To create a model that accurately predicts loan approval and automates the manual approval process.
To accurately predict loan approvals without falsely approving too many loans that should be denied (minimize False Positives).
A web app that end users can utilize to predict loan approvals using a Random Forest model on the backend.
1. Web App: https://jessramos2-loan-approval-random-forest-web-streamlit-app-47jl27.streamlitapp.com/
- Data & data dictionary
-
Random Forest Model Creation (Loan Approval Model.ipynb)
-
Sample decision tree from random forest
-
Web App Python Code (streamlit_app.py)
-
Web app link and screenshot
From a business perspective, we want to avoid predicting a positve loan approval when it was actually denied (False Positives), so Precision will be our best measures for the model. This will ensure that we are accurately predicting loan approvals and that predicted approvals are actual approvals (precision).
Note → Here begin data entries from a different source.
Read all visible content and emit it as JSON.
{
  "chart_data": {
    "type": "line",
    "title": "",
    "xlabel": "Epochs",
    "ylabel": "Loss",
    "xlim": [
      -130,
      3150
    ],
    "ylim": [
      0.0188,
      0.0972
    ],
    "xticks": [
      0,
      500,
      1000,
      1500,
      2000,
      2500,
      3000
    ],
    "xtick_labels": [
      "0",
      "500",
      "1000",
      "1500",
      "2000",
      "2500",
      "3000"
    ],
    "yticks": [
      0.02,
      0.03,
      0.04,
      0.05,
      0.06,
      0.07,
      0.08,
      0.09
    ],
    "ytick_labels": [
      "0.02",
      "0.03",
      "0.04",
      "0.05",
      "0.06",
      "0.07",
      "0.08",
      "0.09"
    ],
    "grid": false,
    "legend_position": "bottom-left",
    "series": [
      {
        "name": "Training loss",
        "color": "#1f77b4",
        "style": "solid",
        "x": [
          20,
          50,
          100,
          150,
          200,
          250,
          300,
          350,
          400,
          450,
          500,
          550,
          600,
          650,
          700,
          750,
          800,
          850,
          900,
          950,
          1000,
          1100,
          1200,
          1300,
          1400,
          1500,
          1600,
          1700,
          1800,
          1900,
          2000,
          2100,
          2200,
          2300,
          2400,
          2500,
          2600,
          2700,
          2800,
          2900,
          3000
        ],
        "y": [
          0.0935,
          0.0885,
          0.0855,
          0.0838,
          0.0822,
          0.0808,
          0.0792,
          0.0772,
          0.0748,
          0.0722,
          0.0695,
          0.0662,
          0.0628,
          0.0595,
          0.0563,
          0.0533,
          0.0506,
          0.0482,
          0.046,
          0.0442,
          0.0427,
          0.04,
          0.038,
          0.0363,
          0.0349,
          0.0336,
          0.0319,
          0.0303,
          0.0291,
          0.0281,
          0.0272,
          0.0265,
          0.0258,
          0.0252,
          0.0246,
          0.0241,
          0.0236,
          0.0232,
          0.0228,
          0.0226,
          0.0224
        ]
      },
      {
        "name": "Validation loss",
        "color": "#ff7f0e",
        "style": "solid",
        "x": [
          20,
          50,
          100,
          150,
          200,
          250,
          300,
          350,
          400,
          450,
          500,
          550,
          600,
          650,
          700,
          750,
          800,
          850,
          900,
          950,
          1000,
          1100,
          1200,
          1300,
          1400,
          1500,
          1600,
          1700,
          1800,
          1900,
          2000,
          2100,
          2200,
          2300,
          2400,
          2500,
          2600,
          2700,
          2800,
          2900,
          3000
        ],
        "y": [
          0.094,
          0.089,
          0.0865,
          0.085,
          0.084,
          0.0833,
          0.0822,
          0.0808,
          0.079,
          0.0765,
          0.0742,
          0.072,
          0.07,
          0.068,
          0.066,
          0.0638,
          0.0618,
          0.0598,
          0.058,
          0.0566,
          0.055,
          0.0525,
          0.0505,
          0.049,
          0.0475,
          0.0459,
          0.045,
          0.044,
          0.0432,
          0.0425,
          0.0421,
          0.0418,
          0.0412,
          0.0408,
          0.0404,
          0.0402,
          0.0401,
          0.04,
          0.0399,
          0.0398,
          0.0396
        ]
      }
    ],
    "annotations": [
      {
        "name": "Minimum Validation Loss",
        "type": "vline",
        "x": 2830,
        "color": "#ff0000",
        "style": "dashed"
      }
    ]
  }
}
Since this model produces very similar precision scores on both the training and testing data, it appears to be the best fit to maximize predictive power on the training dataset without overfitting and sacrificing predictability on the testing data.
Precision: Precision on the testing data is ~78%, which means that we don't have a large amount of False Positives. This is great, because as a business, we want to avoid predicting loans approvals that will have to be denied later.
Accuracy: Accuracy on the testing data is ~80% which means that the model correctly predicts 4/5 of the loans.
Recall: Recall on the testing data is 100% which means that the model accurately predicts all True Positives. This means that we will not miss out on any potential loan approvals (and revenue).
F1 Score: The F1 score on the testing data is ~88%, which is great since it takes into account both False Positives and False Negatives.
End users will be able to use the web app built off of this model to predict loan approvals right in front of the borrower. There will be no missed revenue opportunities since the model captures all true approvals (recall is 100%), and only a small portion of borrowers predicted to be approved will actually be denied. This will speed up the manual approval process and allow the company to process more loans in less time, resulting in more clients and revenue.